Estamos hablando de una de las hazañas más importantes del Valencia moderno. Puede que incluso de toda su historia. Y fue un lunes. Por una vez el primer día de la semana se quitó su fama de antipático para convertirse en una jornada de gloria. Todos los que se mofaban de su aire gris y amargo tuvieron que pedirle disculpas.
Un lunes puede acabar bien, pero jamás empieza con el pie derecho. Es una norma vital que uno aprende muy pronto, en la infancia. Interminables bostezos, seguidos de lánguidos pasos por el pasillo hasta salir a la calle y enfrentarse a una luz solar recién instalada. La vuelta a la vida de siempre, rodeado de las obligaciones de siempre y los libros de historia y matemáticas de siempre.
Pero ese día había un incentivo especial, un Barcelona-Valencia. Hay que esperar meses para que lleguen partidos así, y a éste le había tocado la incómoda y fea silla del lunes. Llegada la noche, Paco García Caridad narraba un partido que se ponía cada vez más negro. A los siete minutos de la segunda parte el Valencia ya perdía 3-0 y ante la persistente ansia de mi madre por que me fuese a dormir, acepté resignado y encaré el camino de la cama. Por una vez ganó mi madre, preocupada por mi rendimiento en el colegio.
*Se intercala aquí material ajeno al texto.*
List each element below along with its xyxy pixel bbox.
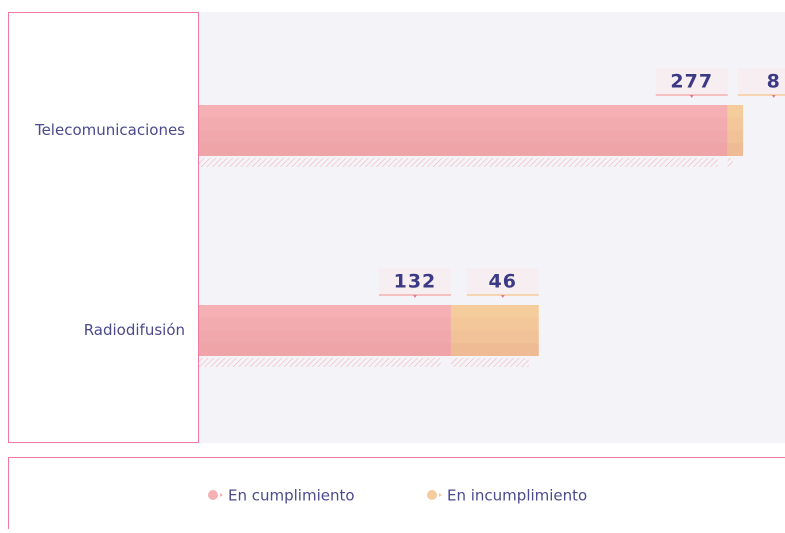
bar-shadow bbox=[728, 158, 733, 167]
legend-pointer bbox=[220, 493, 223, 497]
legend-marker bbox=[208, 490, 218, 500]
bar-band bbox=[199, 318, 451, 331]
bar-band bbox=[199, 131, 728, 144]
bar-shadow bbox=[199, 158, 718, 167]
legend-pointer bbox=[439, 493, 442, 497]
value-label: 46 bbox=[489, 271, 517, 293]
category-label: Telecomunicaciones bbox=[34, 121, 185, 139]
category-label: Radiodifusión bbox=[84, 321, 185, 339]
bar-band bbox=[199, 331, 451, 344]
bar-band bbox=[199, 143, 728, 156]
value-label: 132 bbox=[394, 271, 437, 293]
legend-box bbox=[9, 458, 785, 530]
category-panel bbox=[9, 13, 199, 443]
legend-label: En cumplimiento bbox=[228, 487, 355, 505]
bar-band bbox=[451, 343, 539, 356]
bar-band bbox=[199, 343, 451, 356]
legend-label: En incumplimiento bbox=[447, 487, 587, 505]
bar-band bbox=[728, 131, 743, 144]
bar-band bbox=[451, 318, 539, 331]
value-label: 277 bbox=[670, 71, 713, 93]
bar-band bbox=[728, 143, 743, 156]
bar-band bbox=[728, 118, 743, 131]
value-label: 8 bbox=[767, 71, 781, 93]
legend-marker bbox=[427, 490, 437, 500]
bar-shadow bbox=[199, 358, 441, 367]
bar-band bbox=[451, 331, 539, 344]
bar-shadow bbox=[451, 358, 529, 367]
bar-band bbox=[199, 118, 728, 131]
A la mañana siguiente me despertó mi padre. Él sabía que lo que me iba a decir me enloquecería. En sus ojos vi esa luz que tienen todos los padres cuando saben que van a hacer feliz a su hijo. Se saben los Reyes Magos. -Esteban, 3-4. -Venga papá, no te rías de mí. Me pareció incluso duro que él, mi padre, estuviese jugando con mi ilusión, pero cuando noté que insistía en su mensaje fui corriendo a buscar a mi madre. Era necesaria una segunda fuente que confirmase la noticia. -Sí, es verdad. Milagro confirmado y la angustia de no haber sido testigo.
Me perdí aquella noche de fantasía. Mientras yo estaba soñando en mi cama, Morigi había empezado un monumento a la osadía y a la esperanza. Por lo menos aprendí que un lunes puede ser un gran día. Sólo hay que darle una oportunidad.